Supervised fine-tuning on labeled medical images. Note that unlike step (1), steps (2) and (3) are task and dataset specific.
First, they perform self-supervised pretraining on unlabeled images using contrastive learning to learn visual representations.
For contrastive learning they use a combination of unlabeled ImageNet dataset and task specific medical images. Then, if multiple images of each medical condition are available the Multi-Instance Contrastive Learning (MICLe) is used for additional self-supervised pretraining.
It is common for medical images to have multiple images per condition typically from different viewpoints, lighting conditions, providing complementary information.

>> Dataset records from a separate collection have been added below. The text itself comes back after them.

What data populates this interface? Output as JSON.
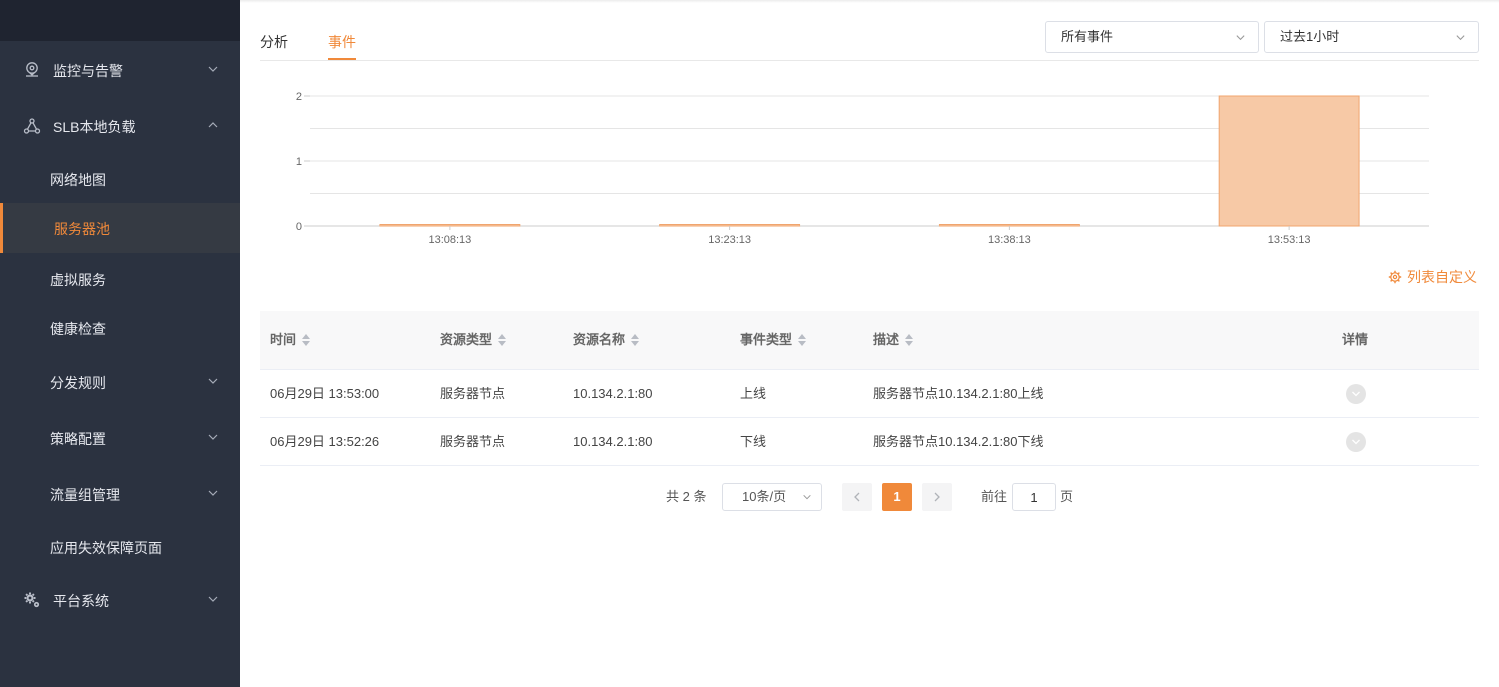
{
  "sidebar": {
    "items": [
      {
        "label": "监控与告警"
      },
      {
        "label": "SLB本地负载"
      },
      {
        "label": "网络地图"
      },
      {
        "label": "服务器池"
      },
      {
        "label": "虚拟服务"
      },
      {
        "label": "健康检查"
      },
      {
        "label": "分发规则"
      },
      {
        "label": "策略配置"
      },
      {
        "label": "流量组管理"
      },
      {
        "label": "应用失效保障页面"
      },
      {
        "label": "平台系统"
      }
    ],
    "active_item": "服务器池",
    "accent_color": "#f0893a",
    "background_color": "#2b3240"
  },
  "tabs": [
    {
      "label": "分析",
      "active": false
    },
    {
      "label": "事件",
      "active": true
    }
  ],
  "filters": {
    "event_type": {
      "value": "所有事件"
    },
    "time_range": {
      "value": "过去1小时"
    }
  },
  "chart_data": {
    "type": "bar",
    "categories": [
      "13:08:13",
      "13:23:13",
      "13:38:13",
      "13:53:13"
    ],
    "values": [
      0,
      0,
      0,
      2
    ],
    "ylim": [
      0,
      2
    ],
    "yticks": [
      "0",
      "1",
      "2"
    ],
    "bar_color": "#f7c9a6",
    "bar_edge_color": "#f0a56e",
    "grid": true
  },
  "customize_label": "列表自定义",
  "table": {
    "columns": [
      "时间",
      "资源类型",
      "资源名称",
      "事件类型",
      "描述",
      "详情"
    ],
    "rows": [
      [
        "06月29日 13:53:00",
        "服务器节点",
        "10.134.2.1:80",
        "上线",
        "服务器节点10.134.2.1:80上线"
      ],
      [
        "06月29日 13:52:26",
        "服务器节点",
        "10.134.2.1:80",
        "下线",
        "服务器节点10.134.2.1:80下线"
      ]
    ]
  },
  "pagination": {
    "total_text": "共 2 条",
    "page_size": "10条/页",
    "current_page": "1",
    "goto_label": "前往",
    "goto_value": "1",
    "page_suffix": "页"
  }
}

To get 2N representations in MICLe, they randomly sample a mini-batch of N bags of instances and define the contrastive prediction task on positive pairs retrieved from the bag of images instead of augmented views of the same image.
Each bag X = {x1, x2,.. xM} has images from a same patient (i.e., same pathology) captured from different views where M could vary for different bags. When there are two or more instances in a bag (M = | X | ≥ 2), positive pairs are constructed by drawing two crops from two randomly selected images in the bag. In this case, the objective still takes the form of SimCLR, but images contributing to each positive pair are distinct. |
Following SimCLR, two fully connected layers are used to map the output of ResNets to a 128-dimensional embedding, which is used for contrastive learning.
SimCLR pre-training is performed on unlabeled dermatology/chest X-ray samples both with and without initialization from pre-trained ImageNet self-supervised weights.
Dermatology - same augmentation as SimCLR.
Unlike the original set of proposed augmentation in SimCLR, they do not use the Gaussian blur, because they deduce that it makes it impossible to distinguish local texture variations and other areas of interest thereby changing the underlying disease interpretation the X-ray image.
Augmentations that lead to the best performance on the validation set for this task are random cropping, random color jittering (strength = 0.5), rotation (upto 45 degrees) and horizontal flipping.
The primary metrics for the dermatology task are top-1 accuracy and Area Under the Curve (AUC)
For the chest X-ray task, given the multi-label setup, they report mean AUC averaged between the predictions for the five target pathologies.
They note that when only using ImageNet for self-supervised pretraining, the model performs worse in this setting compared to using in-domain data for pretraining.
They show that self-supervised models are robust and generalize better than baselines, when subjected to shifted test sets, without fine-tuning.